2019 song by Tenille Arts

"Somebody Like That" is a song co-written and recorded by the Canadian country music artist Tenille Arts. The song was co-written with Allison Veltz, as well as the track's producer Alex Kline. It was the third single from Arts' second album Love, Heartbreak, & Everything in Between. Kline made history in January 2021 as the first solo female producer to have a song performed by a female artist reach the top 15 on American country radio. In April 2021, the song hit #1 on the Mediabase Country Aircheck chart in the U.S., giving Arts the first #1 for a Canadian artist since Emerson Drive's "Moments" in 2007.

==Background==
Arts remarked that she and her co-writers wanted to get away from writing break-up songs and wanted to "write something positive that was uptempo and fun, but still had substance to it, and was still... a really positive way of looking at love". The song is about searching for "epic love that lasts a lifetime" and not settling until you find it. Arts and her co-writers took inspiration from couples they looked up to, including their parents and grandparents.

==Critical reception==
Billy Dukes of Taste of Country called the track "a love song presented with great confidence and heart". The song was named Top Country Pick of the Week on January 10, 2020.
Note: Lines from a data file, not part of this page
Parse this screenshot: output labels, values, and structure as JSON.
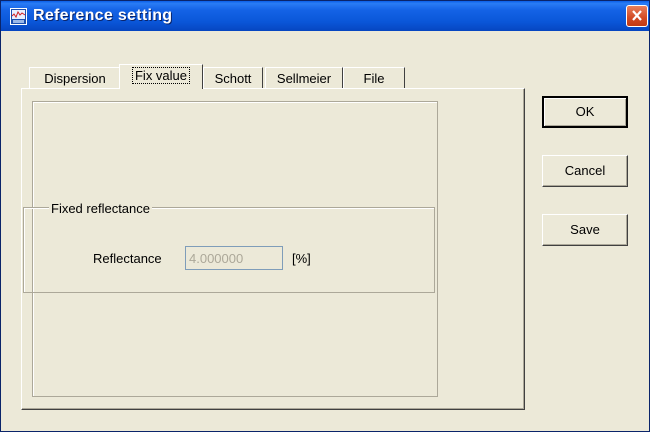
{
  "window": {
    "title": "Reference setting"
  },
  "tabs": [
    {
      "label": "Dispersion",
      "active": false
    },
    {
      "label": "Fix value",
      "active": true
    },
    {
      "label": "Schott",
      "active": false
    },
    {
      "label": "Sellmeier",
      "active": false
    },
    {
      "label": "File",
      "active": false
    }
  ],
  "fixed_reflectance": {
    "group_title": "Fixed reflectance",
    "label": "Reflectance",
    "value": "4.000000",
    "unit": "[%]",
    "enabled": false
  },
  "buttons": {
    "ok": "OK",
    "cancel": "Cancel",
    "save": "Save"
  },
  "icons": {
    "app": "chart-icon",
    "close": "close-icon"
  },
  "colors": {
    "titlebar": "#0a56d8",
    "close_button": "#d24a24",
    "face": "#ece9d8"
  }
}
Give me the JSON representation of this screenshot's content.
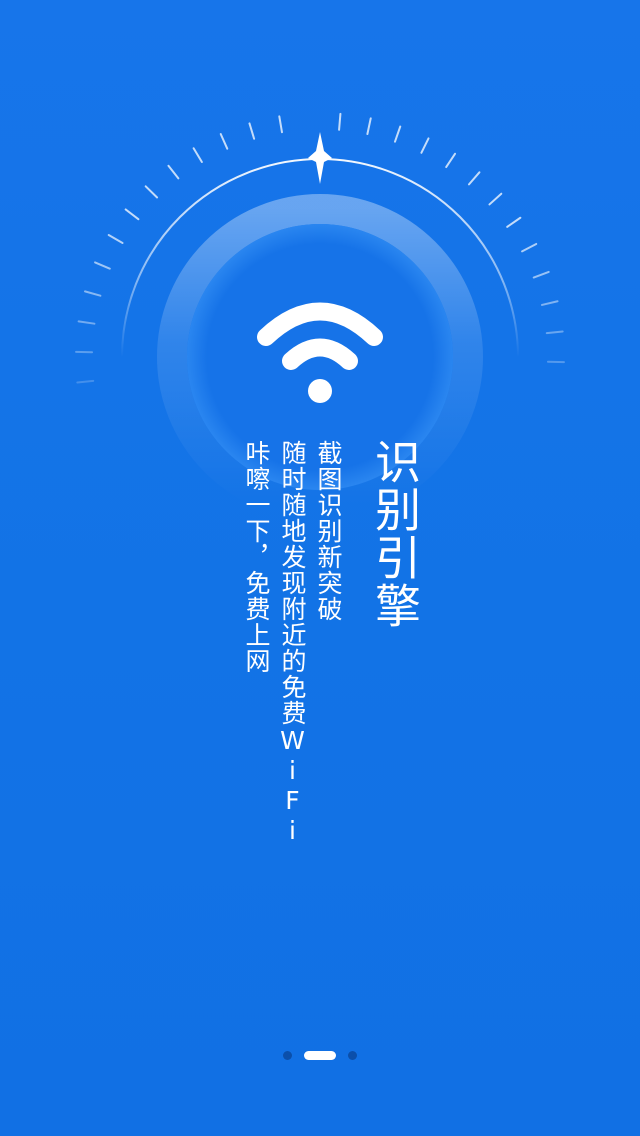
{
  "splash": {
    "title": "识别引擎",
    "lines": [
      "截图识别新突破",
      "随时随地发现附近的免费WiFi",
      "咔嚓一下，免费上网"
    ]
  },
  "icon": "wifi-icon",
  "pager": {
    "total": 3,
    "current": 2
  },
  "colors": {
    "background": "#1273e6",
    "foreground": "#ffffff",
    "inactive_dot": "#0b4faa"
  }
}
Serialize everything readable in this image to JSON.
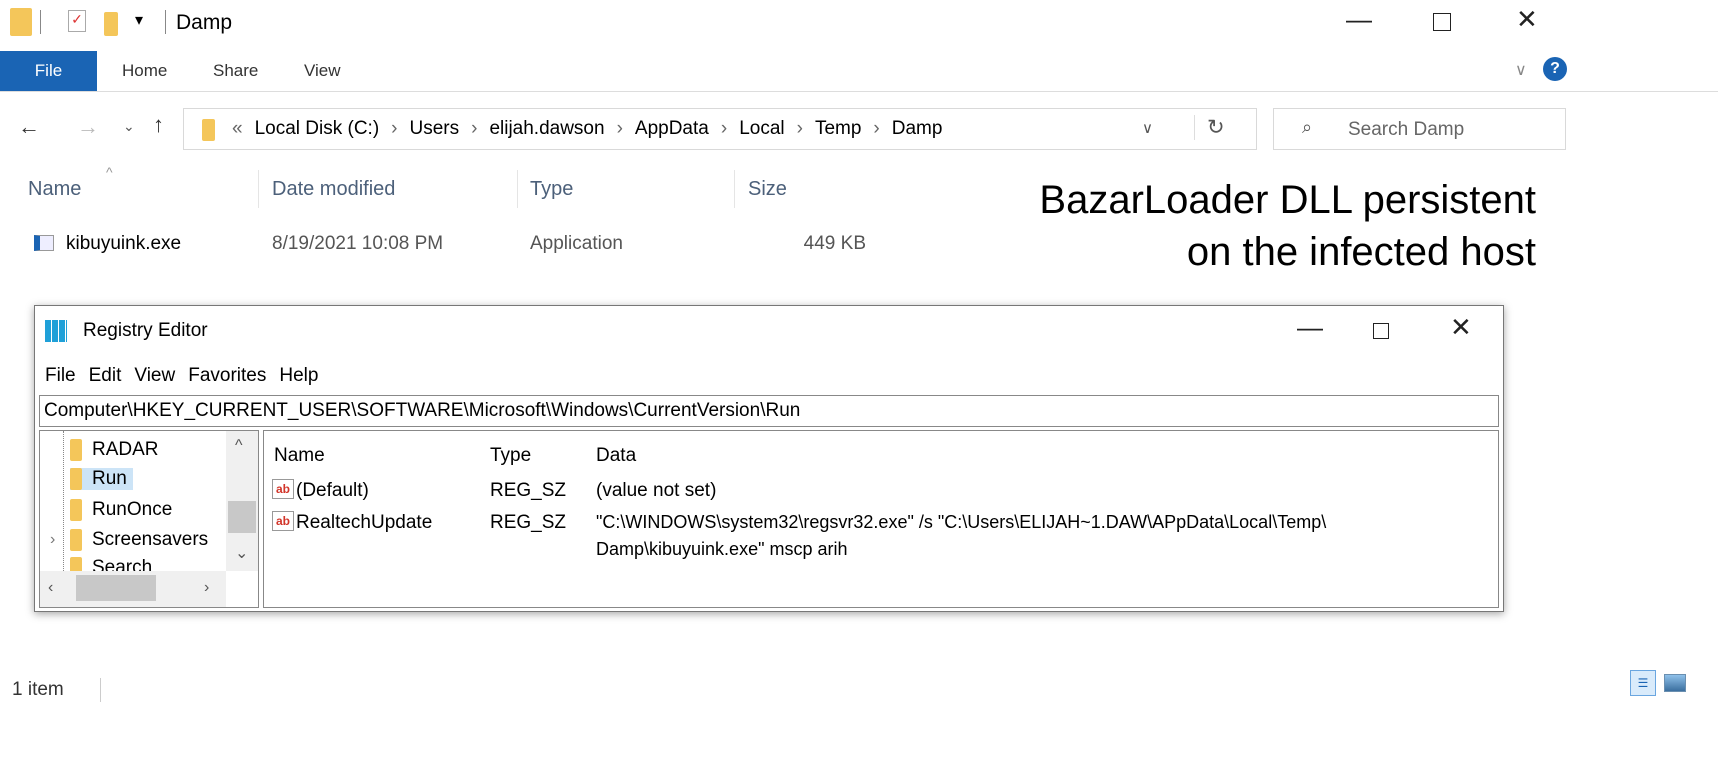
{
  "explorer": {
    "title": "Damp",
    "ribbon_tabs": [
      "File",
      "Home",
      "Share",
      "View"
    ],
    "breadcrumb": [
      "Local Disk (C:)",
      "Users",
      "elijah.dawson",
      "AppData",
      "Local",
      "Temp",
      "Damp"
    ],
    "search_placeholder": "Search Damp",
    "columns": [
      "Name",
      "Date modified",
      "Type",
      "Size"
    ],
    "files": [
      {
        "name": "kibuyuink.exe",
        "date": "8/19/2021 10:08 PM",
        "type": "Application",
        "size": "449 KB"
      }
    ],
    "status": "1 item",
    "help": "?"
  },
  "annotation": {
    "line1": "BazarLoader DLL persistent",
    "line2": "on the infected host"
  },
  "regedit": {
    "title": "Registry Editor",
    "menu": [
      "File",
      "Edit",
      "View",
      "Favorites",
      "Help"
    ],
    "path": "Computer\\HKEY_CURRENT_USER\\SOFTWARE\\Microsoft\\Windows\\CurrentVersion\\Run",
    "tree": [
      "RADAR",
      "Run",
      "RunOnce",
      "Screensavers",
      "Search"
    ],
    "columns": [
      "Name",
      "Type",
      "Data"
    ],
    "values": [
      {
        "name": "(Default)",
        "type": "REG_SZ",
        "data": "(value not set)"
      },
      {
        "name": "RealtechUpdate",
        "type": "REG_SZ",
        "data": "\"C:\\WINDOWS\\system32\\regsvr32.exe\"  /s \"C:\\Users\\ELIJAH~1.DAW\\APpData\\Local\\Temp\\",
        "data2": "Damp\\kibuyuink.exe\"  mscp  arih"
      }
    ]
  }
}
==Commercial performance==
"Somebody Like That" peaked at number 9 on the Billboard Canada Country chart. It has reached peaks of number 3 on Country Airplay, number 9 on Hot Country Songs, and number 50 on the Billboard Hot 100 in the United States.

==Release and promotion==
"Somebody Like That" was released to digital retailers and streaming platforms on September 27, 2019, and was shortly released to Canadian country radio after. 19th & Grand Records and Reviver Records jointly released the song to American country radio on January 13, 2020. In late April, Reviver split with Arts' promotion and label team, and the song was solely promoted by 19th & Grand afterwards.

==Track listings==
Digital download – single
1. "Somebody Like That" – 3:18

Digital download – single
1. "Somebody Like That" (acoustic) – 3:14

==Charts==

===Weekly charts===

Weekly chart performance for "Somebody Like That"
| Chart (2020–2021) | Peak position |
|---|---|
| Canada Country (Billboard) | 9 |
| US Billboard Hot 100 | 50 |
| US Country Airplay (Billboard) | 3 |
| US Hot Country Songs (Billboard) | 7 |

===Year-end charts===

Year-end chart performance for "Somebody Like That"
| Chart (2021) | Position |
|---|---|
| US Country Airplay (Billboard) | 35 |
| US Hot Country Songs (Billboard) | 45 |

==Certifications==

| Region | Certification | Certified units/sales |
| United States (RIAA) | Platinum | 1,000,000^{‡} |
^{‡} Sales+streaming figures based on certification alone.